Doesn’t this look amazing? I’ve read great things about using “yeast water” at The Fresh Loaf which is basically anything fermented with water. You can even use certain vegetables. Or tea. According to Wikipedia, tea combined with honey is a popular fermentation tool – something like Kefir and the like. You do know that yogurt is also made by slowly fermenting milk, right? The longer you ferment things, the more tasty they get (or the more “tang” they have, which might not appeal to everyone).
My girlfriends uncle has an apple orchard. They are “organic” meaning no insecticides are used (and no pruning either, they’re full-grown trees). I simply cut up one apple, added some water and left it for a few days. Some bubbles start appearing and after a while, the apples start releasing a purgent smell. This indicates that the fermentation process has been started. You can “refresh” your water yeast by simply replacing some old apple pieces with new ones.
I had no idea when this yeast would be ready to fully leaven a bread. And how long it would take – meaning the (bulk) fermentation time, I’m used to while using classic rye or wheat sourdough. So I came up with a recipe to try it out after some small successes (trying to combine some yeast water with flour and seeing what happens).

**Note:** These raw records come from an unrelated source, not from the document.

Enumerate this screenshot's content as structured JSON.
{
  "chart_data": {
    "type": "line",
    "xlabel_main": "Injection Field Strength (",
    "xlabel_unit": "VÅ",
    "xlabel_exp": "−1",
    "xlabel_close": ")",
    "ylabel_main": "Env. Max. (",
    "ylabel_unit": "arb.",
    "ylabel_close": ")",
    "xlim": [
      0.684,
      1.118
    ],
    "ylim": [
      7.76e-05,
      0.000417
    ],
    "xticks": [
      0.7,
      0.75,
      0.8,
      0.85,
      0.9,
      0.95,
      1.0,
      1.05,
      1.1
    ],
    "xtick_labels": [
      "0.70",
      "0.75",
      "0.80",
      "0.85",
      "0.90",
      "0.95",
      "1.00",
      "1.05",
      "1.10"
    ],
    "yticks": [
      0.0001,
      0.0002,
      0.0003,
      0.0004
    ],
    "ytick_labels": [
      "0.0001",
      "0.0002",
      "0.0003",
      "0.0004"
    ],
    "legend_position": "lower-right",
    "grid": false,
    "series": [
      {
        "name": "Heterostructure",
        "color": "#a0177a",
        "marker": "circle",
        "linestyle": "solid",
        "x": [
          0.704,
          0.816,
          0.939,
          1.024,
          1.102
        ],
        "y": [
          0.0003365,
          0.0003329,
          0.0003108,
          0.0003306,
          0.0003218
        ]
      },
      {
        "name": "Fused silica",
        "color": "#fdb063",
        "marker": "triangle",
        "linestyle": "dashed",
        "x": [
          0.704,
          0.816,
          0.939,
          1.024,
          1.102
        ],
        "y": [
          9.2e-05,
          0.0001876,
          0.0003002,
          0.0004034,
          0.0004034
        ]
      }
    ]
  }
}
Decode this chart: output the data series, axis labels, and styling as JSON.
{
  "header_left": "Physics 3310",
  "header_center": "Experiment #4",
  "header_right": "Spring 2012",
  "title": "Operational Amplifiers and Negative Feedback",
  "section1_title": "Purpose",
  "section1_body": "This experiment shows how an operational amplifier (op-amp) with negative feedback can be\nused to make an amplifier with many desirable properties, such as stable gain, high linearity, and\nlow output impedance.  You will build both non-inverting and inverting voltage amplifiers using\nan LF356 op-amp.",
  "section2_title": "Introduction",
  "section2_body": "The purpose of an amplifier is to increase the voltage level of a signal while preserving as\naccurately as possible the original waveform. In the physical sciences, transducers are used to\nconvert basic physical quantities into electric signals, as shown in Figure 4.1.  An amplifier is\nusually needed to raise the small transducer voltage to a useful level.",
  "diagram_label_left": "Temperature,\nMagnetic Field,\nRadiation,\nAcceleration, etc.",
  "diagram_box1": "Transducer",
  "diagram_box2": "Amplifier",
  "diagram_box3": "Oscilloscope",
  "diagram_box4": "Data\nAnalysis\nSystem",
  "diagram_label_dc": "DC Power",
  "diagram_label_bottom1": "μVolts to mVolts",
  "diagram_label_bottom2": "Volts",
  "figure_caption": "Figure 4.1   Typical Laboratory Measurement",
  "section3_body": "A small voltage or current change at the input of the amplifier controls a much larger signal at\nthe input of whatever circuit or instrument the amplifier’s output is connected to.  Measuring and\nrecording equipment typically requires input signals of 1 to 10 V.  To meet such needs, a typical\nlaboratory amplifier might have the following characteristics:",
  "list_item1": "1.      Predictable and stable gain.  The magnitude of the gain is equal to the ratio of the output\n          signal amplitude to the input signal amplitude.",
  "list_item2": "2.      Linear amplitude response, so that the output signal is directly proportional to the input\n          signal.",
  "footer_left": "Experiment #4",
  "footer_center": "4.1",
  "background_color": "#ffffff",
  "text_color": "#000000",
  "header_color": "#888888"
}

preferment (12 hours at 19°C)
- 100gr yeast water
- 100gr spelt flour (this is basic white spelt flour)
- 300gr spelt flour
- 100gr wholerye flour
- 2 teaspoons cinnamon
- 1 big apple, cut up into small pieces, with peel
- 225gr water @ 25°C
- the preferment
This would make the dough 65% hydratation – something to relatively easy work with. I wanted to incorporate the apples I’ve used to create the yeast into the final bread. And since apples happen to combine so well with cinnamon, that was a no-brainer!
It turned out to be extremely good. The yeast is as vigorous as classic sourdough yeast – or might even rise faster. It was difficult to judge – I let the dough final proof in the fridge for a day (6°C) – 12h. I get greater results on all bread using this method and this is no exception.
What surprised me the most was the sweetness of the bread, or the complete absence of the regular “tang” I love about sourdough. So this bread might appeal to people who don’t like rye sour or sour in general. Of course the cinnamon also helps to sweeten everything, but even without it, I still think you would get a different taste. The apples in the yeast did not affect the flavor – the apples in the bread did: it also kept it more moist!
I now have three starters in my fridge: a stiff white one, a liquid rye one and this apple yeast container. Great!